[Swift-devel] Scala

Allan Espinosa aespinosa at cs.uchicago.edu
Sun Oct 25 15:13:50 CDT 2009


Also, popular scripting languages python (jython), ruby(jruby), perl(
jerl???) can import java classes in their equivalent java
implementations.  We can play around calling CoG+ java classes to make
the workflows :)

2009/10/25 Mihael Hategan <hategan at mcs.anl.gov>:
> On Sun, 2009-10-25 at 11:00 -0500, Michael Wilde wrote:
>
>> Swift-as-a-library seems to me to have potential similar to MPI to
>> achieve great success - wider that Swift-as-a-language - while not
>> eliminating the benefits and continued support and improvement of the
>> current system.
>
> Btw, I have reasons to believe this is not true. CoG+Java (and then the
> python cog + python) already provide the tools necessary to achieve most
> of this.
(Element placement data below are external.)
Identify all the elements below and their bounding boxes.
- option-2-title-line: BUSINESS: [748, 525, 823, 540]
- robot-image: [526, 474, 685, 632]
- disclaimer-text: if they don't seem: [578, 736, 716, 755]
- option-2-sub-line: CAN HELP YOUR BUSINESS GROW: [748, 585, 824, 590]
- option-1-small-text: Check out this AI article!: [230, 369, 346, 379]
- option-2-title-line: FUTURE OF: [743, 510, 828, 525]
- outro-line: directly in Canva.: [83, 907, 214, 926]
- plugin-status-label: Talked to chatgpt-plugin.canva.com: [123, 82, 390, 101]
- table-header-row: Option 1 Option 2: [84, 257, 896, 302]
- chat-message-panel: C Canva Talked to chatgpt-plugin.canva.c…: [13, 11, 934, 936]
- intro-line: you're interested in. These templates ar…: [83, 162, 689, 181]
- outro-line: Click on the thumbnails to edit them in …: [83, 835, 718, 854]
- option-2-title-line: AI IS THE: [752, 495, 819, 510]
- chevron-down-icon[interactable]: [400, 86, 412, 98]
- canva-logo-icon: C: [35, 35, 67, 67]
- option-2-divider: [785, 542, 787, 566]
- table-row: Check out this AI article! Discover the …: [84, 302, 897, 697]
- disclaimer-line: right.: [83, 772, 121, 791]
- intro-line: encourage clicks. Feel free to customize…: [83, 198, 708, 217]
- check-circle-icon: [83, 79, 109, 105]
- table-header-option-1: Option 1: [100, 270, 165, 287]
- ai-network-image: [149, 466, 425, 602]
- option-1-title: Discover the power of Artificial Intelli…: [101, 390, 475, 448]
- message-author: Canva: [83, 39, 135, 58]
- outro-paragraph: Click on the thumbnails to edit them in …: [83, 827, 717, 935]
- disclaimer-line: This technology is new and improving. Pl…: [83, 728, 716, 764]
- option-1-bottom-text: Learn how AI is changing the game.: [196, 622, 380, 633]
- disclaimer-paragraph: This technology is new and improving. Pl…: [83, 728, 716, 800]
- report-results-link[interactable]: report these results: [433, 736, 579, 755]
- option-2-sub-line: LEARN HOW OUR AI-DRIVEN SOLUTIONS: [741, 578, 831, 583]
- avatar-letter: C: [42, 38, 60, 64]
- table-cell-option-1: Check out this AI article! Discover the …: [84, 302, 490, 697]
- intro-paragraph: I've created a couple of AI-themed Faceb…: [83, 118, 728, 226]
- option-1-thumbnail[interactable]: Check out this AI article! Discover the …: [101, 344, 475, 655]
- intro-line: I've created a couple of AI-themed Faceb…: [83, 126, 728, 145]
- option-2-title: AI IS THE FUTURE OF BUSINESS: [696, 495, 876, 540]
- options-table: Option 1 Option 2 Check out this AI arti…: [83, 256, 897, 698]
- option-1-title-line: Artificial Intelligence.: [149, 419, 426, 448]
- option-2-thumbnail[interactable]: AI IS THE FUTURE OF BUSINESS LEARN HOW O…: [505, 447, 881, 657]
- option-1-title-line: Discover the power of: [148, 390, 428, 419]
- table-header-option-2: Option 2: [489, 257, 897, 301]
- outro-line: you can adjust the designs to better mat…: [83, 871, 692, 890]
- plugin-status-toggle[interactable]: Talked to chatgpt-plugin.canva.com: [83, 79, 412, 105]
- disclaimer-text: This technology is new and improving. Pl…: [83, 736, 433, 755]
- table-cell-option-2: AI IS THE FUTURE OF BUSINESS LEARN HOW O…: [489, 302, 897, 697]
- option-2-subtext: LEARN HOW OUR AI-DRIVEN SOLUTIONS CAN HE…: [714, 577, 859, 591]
A parallel parameter sweep would look like this (boilerplate
> removed):
>
> Task[] tasks = new Task[params.length];
> for(int i = 0; i < params.length; i++) {
>  tasks[i] = buildAndSubmitTask(params[i]);
> }
> for(int i = 0; i < tasks.length; i++) {
>  tasks[i].waitFor();
> }
>
> There is also a scheduler to take care of scheduling, with an API and
> many other things. All documented, with examples, a hefty FAQ, papers,
> posters, etc.
>
> Didn't work. I suspect because complexity is not in how hard it is to do
> something, but how hard it is to distinguish the right solution from the
> sea of potential solutions. In which case a "canned" solution works
> better.
>
> And frankly I wouldn't use it either. If something goes wrong from a
> programming standpoint, throubleshooting each "workflow" is a pain,
> because there is no clear separation between the domain specific problem
> and the library. In debugging, I wouldn't be able to separate the two.
> Whereas in Swift as it is, it's much easier to distinguish between a
> runtime-swift bug and having written your script wrong. The library is a
> carrot in a soup. Swift is layered.